The Pakistan Inter-Services Intelligence Agency (ISI) mainly funded seven major Afghan mujahideen factions, "favor[ing] the most fundamentalist groups and reward[ing] them accordingly." Pakistan was also primarily involved in "training for the fighters, provid[ing] safe havens." Meanwhile, Saudi Arabia matched the financial support of the United States "dollar-for-dollar."

In an interview with Le Nouvel Observateur, National Security Advisor Zbigniew Brzezinski, who started Operation Cyclone, described the operation as "giving to the USSR its Vietnam war."

A refugee crisis

When the Soviet army finally left Afghanistan, between 15,000 and 50,000 Soviet soldiers had lost their lives during the war. But for the Afghan people, the sheer loss of life was staggering. When the Soviet army was frustrated by the mujahideen, they'd turn their weapons onto the Afghan civilians instead, Mohammed Hassan Kakar writes in "Afghanistan." But the killings also systematically targeting Afghan civilians in a genocide. It's estimated that over 1.8 million Afghans were murdered, out of whom only about 90,000 were mujahideen fighters. Up to 1.5 million people were also disabled as a result of the war.

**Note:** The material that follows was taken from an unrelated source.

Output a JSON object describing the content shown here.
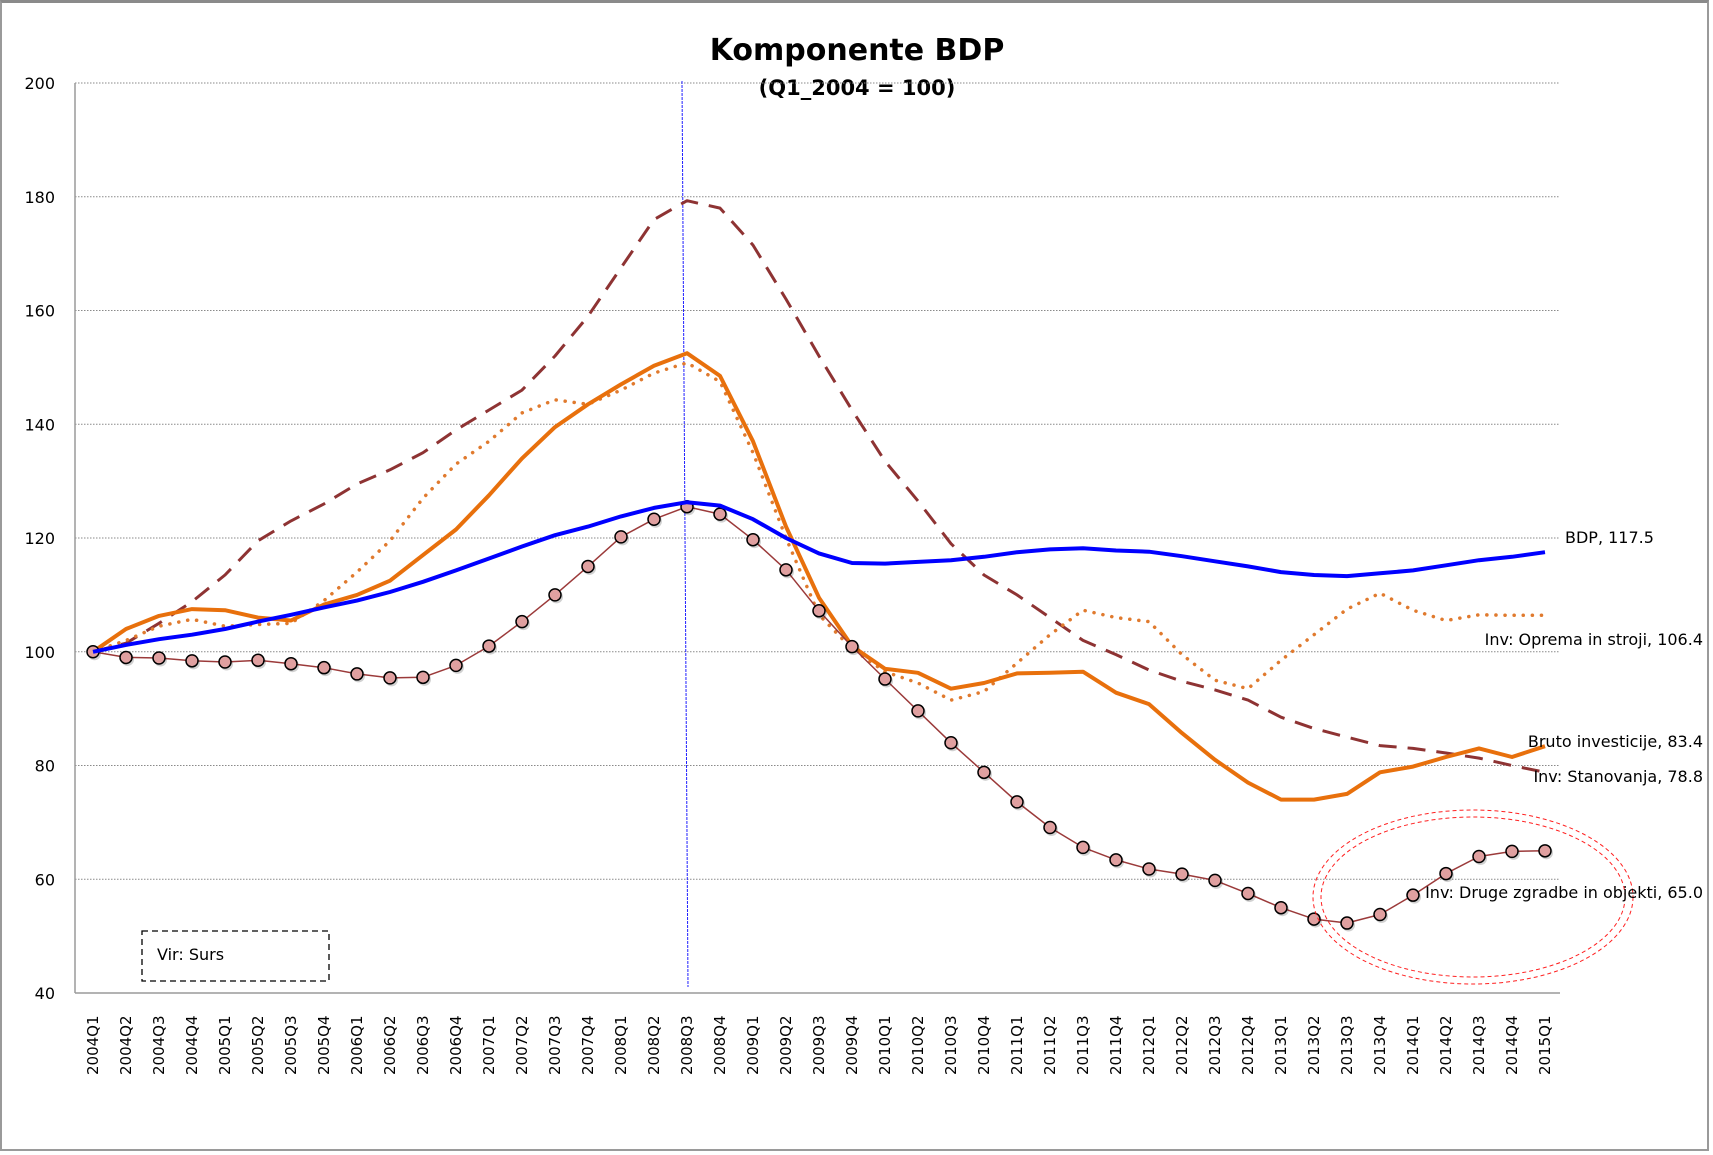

The war also created a refugee crisis that affected up to 7.5 million people who were displaced as over 14,000 villages were destroyed, according to MEI. Out of the total refugees, 5.5 million were forced to flee the country. Most Afghan people fled to Pakistan and Iran if they were unable to find safety in Afghanistan. Over a third of the total Afghan population became refugees, and in "The Other Side of the Mountain," Jalali and Grau note that the majority haven't been able to return.

The peace accords

On April 14, 1988, the Geneva Accords were signed in order to resolve the Soviet-Afghan War. Afghanistan, the United States, the Soviet Union, and Pakistan all signed the accords after over six years of negotiations. The main point of the 1988 Geneva Accords was for the Soviet Union to pull all of its "uniformed troops" out of Afghanistan. It also stipulated for Pakistan to cease giving aid to the mujahideen. But by February 1988, Mohammed Hassan Kakar writes in "Afghanistan," the Soviets had already decided that they were going to withdraw their troops "with or without the Geneva settlement." And according to Human Rights Watch, the Reagan administration refused to accept the accords if Soviet aid to Afghanistan continued, so both nations decided to continue sending aid to Afghanistan if the other continued to do so.

The mujahideen weren't part of any of the negotiations for the Geneva Accords, and nothing was mentioned in the Geneva Accords about the future government of Afghanistan. Ultimately, the Geneva Accords did little other than "provid[e] a respectable exit for the Soviet troops."

After the Soviet withdrawal, the mujahideen continued fighting against the still-Soviet backed regime, renamed the Republic of Afghanistan in 1987, from 1989 to 1992 in the first Afghan Civil War.